Dr. Duggan tells ABC Action News those who are vaccinated are having the mildest cases of COVID-19 right now and often folks don't even know they have it.

"The symptoms are more in the upper respiratory tract, not as many of kind of what made people so sick during the delta was pneumonia those really serious pneumonias that kind of settled in the lower respiratory tract. That's the big difference, a lot of sneezing with this one actually," said Dr. Duggan.

But that's not the only difference they're seeing with the omicron variant. Dr.
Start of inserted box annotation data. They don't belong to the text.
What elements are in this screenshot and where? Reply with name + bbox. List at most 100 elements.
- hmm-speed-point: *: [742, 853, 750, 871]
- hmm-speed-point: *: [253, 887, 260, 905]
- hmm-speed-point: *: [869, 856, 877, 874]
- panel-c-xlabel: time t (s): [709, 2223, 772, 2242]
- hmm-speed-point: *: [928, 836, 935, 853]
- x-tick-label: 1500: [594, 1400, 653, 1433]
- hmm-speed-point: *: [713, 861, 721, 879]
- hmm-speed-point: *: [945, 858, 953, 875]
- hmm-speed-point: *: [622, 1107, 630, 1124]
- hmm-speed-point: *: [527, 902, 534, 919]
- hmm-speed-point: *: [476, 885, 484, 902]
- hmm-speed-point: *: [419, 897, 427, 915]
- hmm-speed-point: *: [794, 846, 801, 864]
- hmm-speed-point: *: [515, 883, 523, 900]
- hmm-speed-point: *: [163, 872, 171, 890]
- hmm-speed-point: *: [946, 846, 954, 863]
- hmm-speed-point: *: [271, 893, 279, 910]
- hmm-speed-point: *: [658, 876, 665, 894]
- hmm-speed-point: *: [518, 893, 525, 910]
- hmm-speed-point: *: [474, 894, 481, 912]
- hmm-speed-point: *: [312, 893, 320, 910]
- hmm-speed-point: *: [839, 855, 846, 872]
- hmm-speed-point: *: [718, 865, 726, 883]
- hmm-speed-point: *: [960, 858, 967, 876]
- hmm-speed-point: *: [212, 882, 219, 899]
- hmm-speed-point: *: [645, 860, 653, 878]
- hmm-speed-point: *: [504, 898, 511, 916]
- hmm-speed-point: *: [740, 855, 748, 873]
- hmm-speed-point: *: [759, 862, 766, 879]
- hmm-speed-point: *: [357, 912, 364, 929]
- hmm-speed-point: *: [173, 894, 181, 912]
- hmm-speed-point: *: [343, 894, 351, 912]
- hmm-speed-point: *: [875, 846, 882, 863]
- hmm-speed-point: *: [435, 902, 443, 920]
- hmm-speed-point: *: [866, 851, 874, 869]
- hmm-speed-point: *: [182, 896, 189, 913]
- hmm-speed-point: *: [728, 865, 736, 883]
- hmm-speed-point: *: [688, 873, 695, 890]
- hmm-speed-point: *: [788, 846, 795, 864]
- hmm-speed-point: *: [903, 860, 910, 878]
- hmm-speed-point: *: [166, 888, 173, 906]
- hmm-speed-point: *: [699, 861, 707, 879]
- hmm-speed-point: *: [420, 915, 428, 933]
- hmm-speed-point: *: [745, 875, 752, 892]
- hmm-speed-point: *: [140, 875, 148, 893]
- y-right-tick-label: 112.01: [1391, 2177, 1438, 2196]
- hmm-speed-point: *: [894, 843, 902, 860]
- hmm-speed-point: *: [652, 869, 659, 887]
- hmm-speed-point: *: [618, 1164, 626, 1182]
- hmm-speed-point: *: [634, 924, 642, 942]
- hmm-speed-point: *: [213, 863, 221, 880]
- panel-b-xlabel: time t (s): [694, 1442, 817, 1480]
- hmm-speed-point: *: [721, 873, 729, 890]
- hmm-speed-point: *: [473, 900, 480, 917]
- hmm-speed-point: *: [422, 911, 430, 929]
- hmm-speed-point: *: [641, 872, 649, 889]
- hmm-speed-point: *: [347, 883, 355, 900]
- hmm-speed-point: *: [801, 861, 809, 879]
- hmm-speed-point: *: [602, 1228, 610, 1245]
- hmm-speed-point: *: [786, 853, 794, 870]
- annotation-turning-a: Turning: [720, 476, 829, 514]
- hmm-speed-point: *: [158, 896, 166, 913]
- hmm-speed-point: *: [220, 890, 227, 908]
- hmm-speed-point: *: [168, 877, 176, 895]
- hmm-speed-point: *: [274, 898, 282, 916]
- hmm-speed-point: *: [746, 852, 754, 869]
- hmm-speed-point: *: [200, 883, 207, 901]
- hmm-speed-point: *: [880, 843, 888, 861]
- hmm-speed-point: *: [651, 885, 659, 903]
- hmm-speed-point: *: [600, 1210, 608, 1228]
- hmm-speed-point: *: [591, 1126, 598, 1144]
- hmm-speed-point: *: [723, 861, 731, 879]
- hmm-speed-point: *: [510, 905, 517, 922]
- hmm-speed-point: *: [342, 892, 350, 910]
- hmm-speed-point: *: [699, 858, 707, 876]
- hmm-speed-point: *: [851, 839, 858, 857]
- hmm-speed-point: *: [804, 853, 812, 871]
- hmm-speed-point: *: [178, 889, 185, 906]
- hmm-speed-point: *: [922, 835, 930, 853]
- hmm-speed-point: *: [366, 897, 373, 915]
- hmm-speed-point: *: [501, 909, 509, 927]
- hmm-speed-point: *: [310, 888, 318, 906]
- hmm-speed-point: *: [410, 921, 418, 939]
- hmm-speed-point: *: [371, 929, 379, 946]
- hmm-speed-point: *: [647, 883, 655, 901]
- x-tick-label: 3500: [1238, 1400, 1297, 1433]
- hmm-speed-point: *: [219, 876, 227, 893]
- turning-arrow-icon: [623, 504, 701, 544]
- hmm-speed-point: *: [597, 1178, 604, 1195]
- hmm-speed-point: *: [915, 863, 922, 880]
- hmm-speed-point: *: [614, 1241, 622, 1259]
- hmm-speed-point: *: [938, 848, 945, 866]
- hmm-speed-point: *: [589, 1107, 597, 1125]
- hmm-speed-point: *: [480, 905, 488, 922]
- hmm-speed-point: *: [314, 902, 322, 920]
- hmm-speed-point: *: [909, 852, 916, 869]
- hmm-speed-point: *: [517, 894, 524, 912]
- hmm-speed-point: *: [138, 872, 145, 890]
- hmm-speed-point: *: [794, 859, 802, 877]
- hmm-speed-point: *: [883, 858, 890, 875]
Duggan says it also appears people aren't as infectious for as long as they were with other variants.

"We're seeing that if you do an antigen test about 5 to 7 days after the initial infection. A lot of patients won't actually be shedding the virus anymore, they won't be infected," she said.

It's a discovery that led the CDC to switch up its guidance on quarantine rules Monday, cutting the suggested isolation time from 10 days to five days.

And differences in this variant have meant differences in the type of treatments that doctors are using. At TGH, they've now switched from the Regeneron monoclonal antibodies to the Sotrovimab monoclonal antibody treatment, because it's more effective.

"We're working on getting that supply in place, but also using some careful planning for our most vulnerable patients to be eligible for that," said Dr. Duggan.

But in a sea of change, one thing has remained the same. Doctors say only come to the ER if it's a true emergency.

And if you need a test, they say you should go to urgent care or a testing site.

"It really does create a lot of crowding in the emergency department. It can also cause challenges for patients who are really ill to get seen in a short span of time," said Dr. Duggan.

When it comes to COVID-19 tests and availability, Walgreens and CVS say the recent demand for at-home tests has led to some shortages on the shelves. But they say they're working on it. In the meantime, both pharmacy giants say they have plenty of PCR and rapid tests available by appointment, in locations across the country.